Tablets have become a learning fixture in many K-12 classrooms. The quick access to information and capability to provide personalized learning are just a few of the reasons why teachers, administrators and parents have been behind the push for one-to-one tablet programs in classrooms throughout the country.
The “main” reason administrators have NOT implemented the one-to-one tablet initiative is there is no room in the budget for it. The cost of the tablets themselves, along with maintenance costs, higher bandwidth and security features, and more manpower in school IT departments, and training educators how to effecitvely use it towards learning purposes are certainly obstacles.

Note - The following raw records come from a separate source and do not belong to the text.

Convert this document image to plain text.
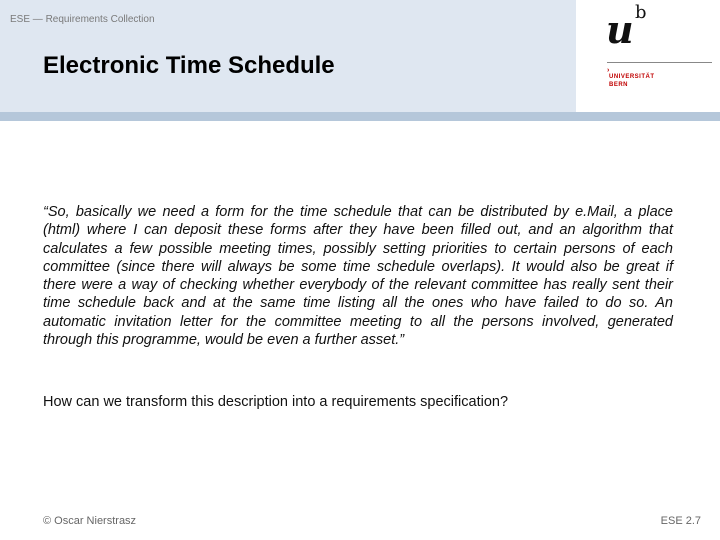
ESE — Requirements Collection
Electronic Time Schedule
u b
›
UNIVERSITÄT
BERN

“So, basically we need a form for the time schedule that can be distributed by e.Mail, a place (html) where I can deposit these forms after they have been filled out, and an algorithm that calculates a few possible meeting times, possibly setting priorities to certain persons of each committee (since there will always be some time schedule overlaps). It would also be great if there were a way of checking whether everybody of the relevant committee has really sent their time schedule back and at the same time listing all the ones who have failed to do so. An automatic invitation letter for the committee meeting to all the persons involved, generated through this programme, would be even a further asset.”

How can we transform this description into a requirements specification?

© Oscar Nierstrasz	ESE 2.7
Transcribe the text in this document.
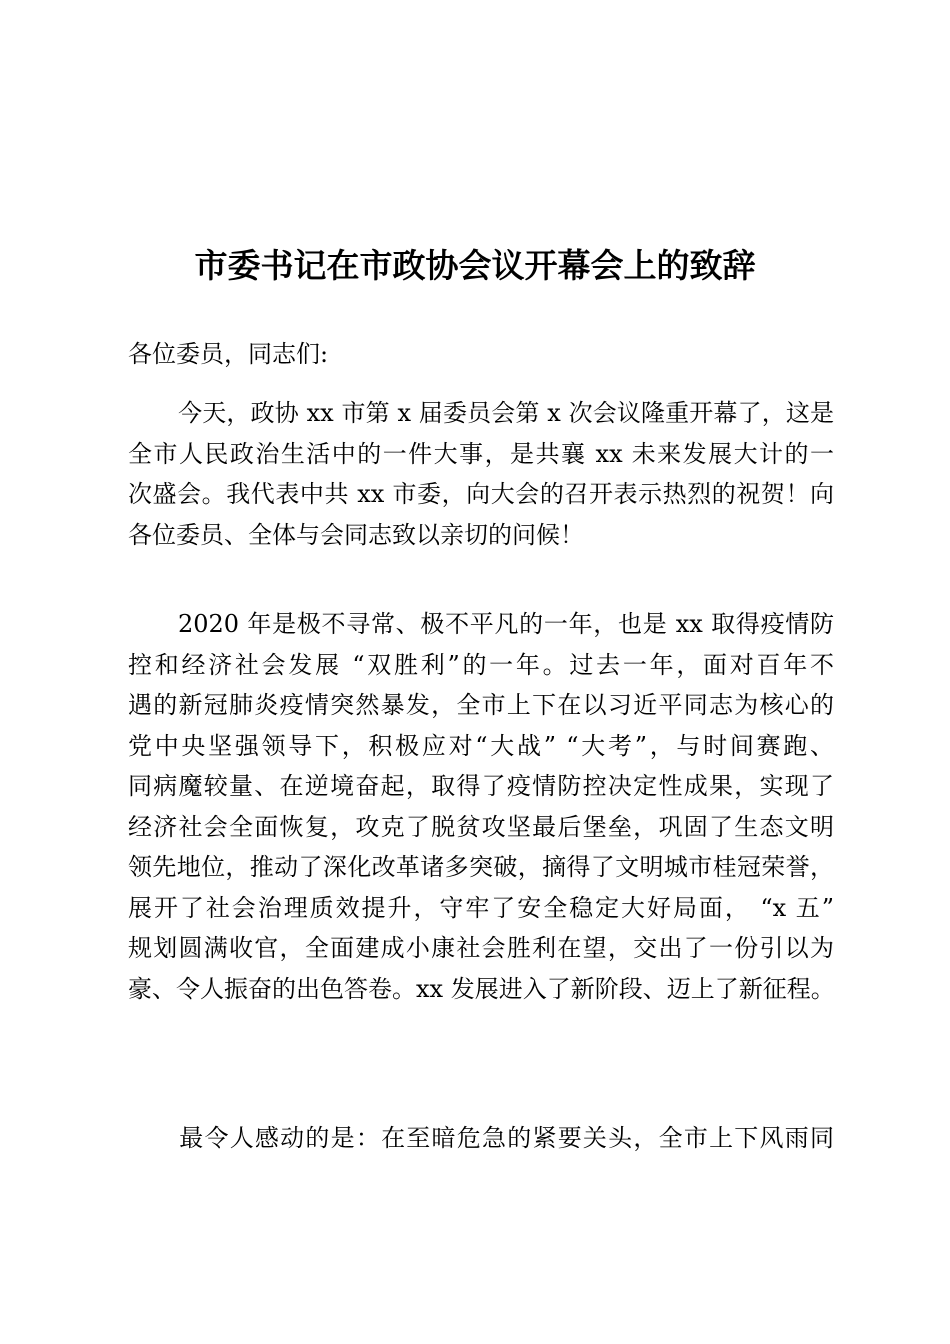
市委书记在市政协会议开幕会上的致辞

各位委员，同志们:

今天，政协 xx 市第 x 届委员会第 x 次会议隆重开幕了，这是
全市人民政治生活中的一件大事，是共襄 xx 未来发展大计的一
次盛会。我代表中共 xx 市委，向大会的召开表示热烈的祝贺！向
各位委员、全体与会同志致以亲切的问候！
2020 年是极不寻常、极不平凡的一年，也是 xx 取得疫情防
控和经济社会发展 “双胜利”的一年。过去一年，面对百年不
遇的新冠肺炎疫情突然暴发，全市上下在以习近平同志为核心的
党中央坚强领导下，积极应对“大战” “大考”，与时间赛跑、
同病魔较量、在逆境奋起，取得了疫情防控决定性成果，实现了
经济社会全面恢复，攻克了脱贫攻坚最后堡垒，巩固了生态文明
领先地位，推动了深化改革诸多突破，摘得了文明城市桂冠荣誉，
展开了社会治理质效提升，守牢了安全稳定大好局面， “x 五”
规划圆满收官，全面建成小康社会胜利在望，交出了一份引以为
豪、令人振奋的出色答卷。xx 发展进入了新阶段、迈上了新征程。
最令人感动的是：在至暗危急的紧要关头，全市上下风雨同
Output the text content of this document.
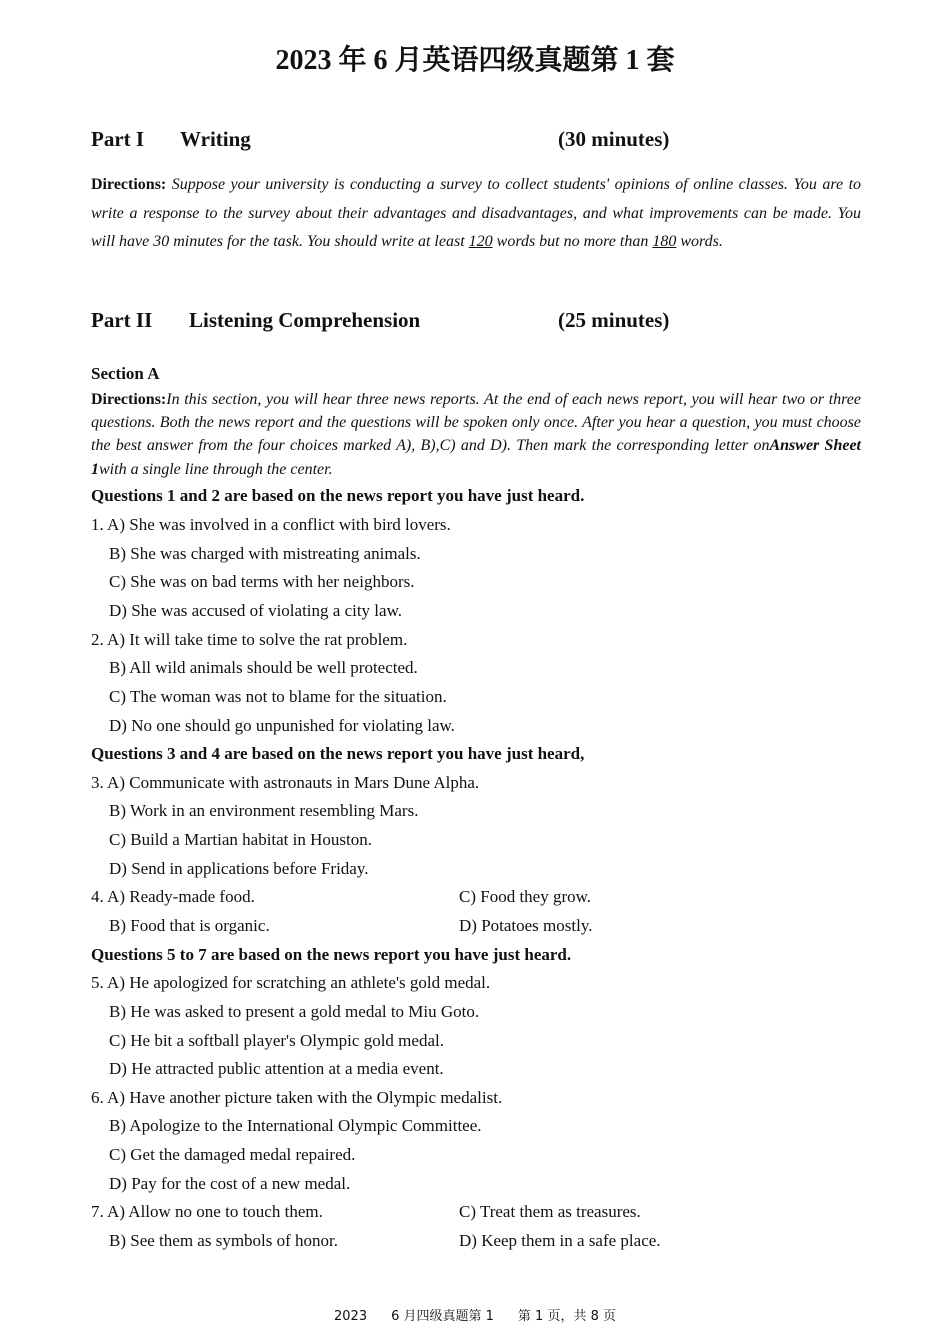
2023 年 6 月英语四级真题第 1 套
Part I Writing	(30 minutes)
Directions: Suppose your university is conducting a survey to collect students' opinions of online classes. You are to write a response to the survey about their advantages and disadvantages, and what improvements can be made. You will have 30 minutes for the task. You should write at least 120 words but no more than 180 words.
Part II Listening Comprehension	(25 minutes)
Section A
Directions:In this section, you will hear three news reports. At the end of each news report, you will hear two or three questions. Both the news report and the questions will be spoken only once. After you hear a question, you must choose the best answer from the four choices marked A), B),C) and D). Then mark the corresponding letter onAnswer Sheet 1with a single line through the center.
Questions 1 and 2 are based on the news report you have just heard.
1. A) She was involved in a conflict with bird lovers.
B) She was charged with mistreating animals.
C) She was on bad terms with her neighbors.
D) She was accused of violating a city law.
2. A) It will take time to solve the rat problem.
B) All wild animals should be well protected.
C) The woman was not to blame for the situation.
D) No one should go unpunished for violating law.
Questions 3 and 4 are based on the news report you have just heard,
3. A) Communicate with astronauts in Mars Dune Alpha.
B) Work in an environment resembling Mars.
C) Build a Martian habitat in Houston.
D) Send in applications before Friday.
4. A) Ready-made food.	C) Food they grow.
B) Food that is organic.	D) Potatoes mostly.
Questions 5 to 7 are based on the news report you have just heard.
5. A) He apologized for scratching an athlete's gold medal.
B) He was asked to present a gold medal to Miu Goto.
C) He bit a softball player's Olympic gold medal.
D) He attracted public attention at a media event.
6. A) Have another picture taken with the Olympic medalist.
B) Apologize to the International Olympic Committee.
C) Get the damaged medal repaired.
D) Pay for the cost of a new medal.
7. A) Allow no one to touch them.	C) Treat them as treasures.
B) See them as symbols of honor.	D) Keep them in a safe place.
2023 6 月四级真题第 1 第 1 页，共 8 页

But is money really the only point of issue when it comes to adding mobile technology to the classroom? Students will be given a convenient means for self-direction and given the ability to find information faster but will this advanced technology based learning option take a way from practices that older generations grew up to do?Practices such as how to track down a library book via the Dewey Decimal System, eventually it may lead to student’s not knowing to spell properly for there is always spell check or even perfect their handwriting skills.
Another thing to think about is the sentiments tablets will play in education process. “Will mobile technology in classrooms really ever live up to the hype that surrounds it?” The current push for tablets in K-12 classrooms echoes the sentiments once reserved for in-class computers. In many cases, the learning promises associated with those computers did not come to fruition. Which inevitably left behind a wake of technology-jaded educators whom soom looked at technology as a an overpriced distraction opposed to a useful teaching tool.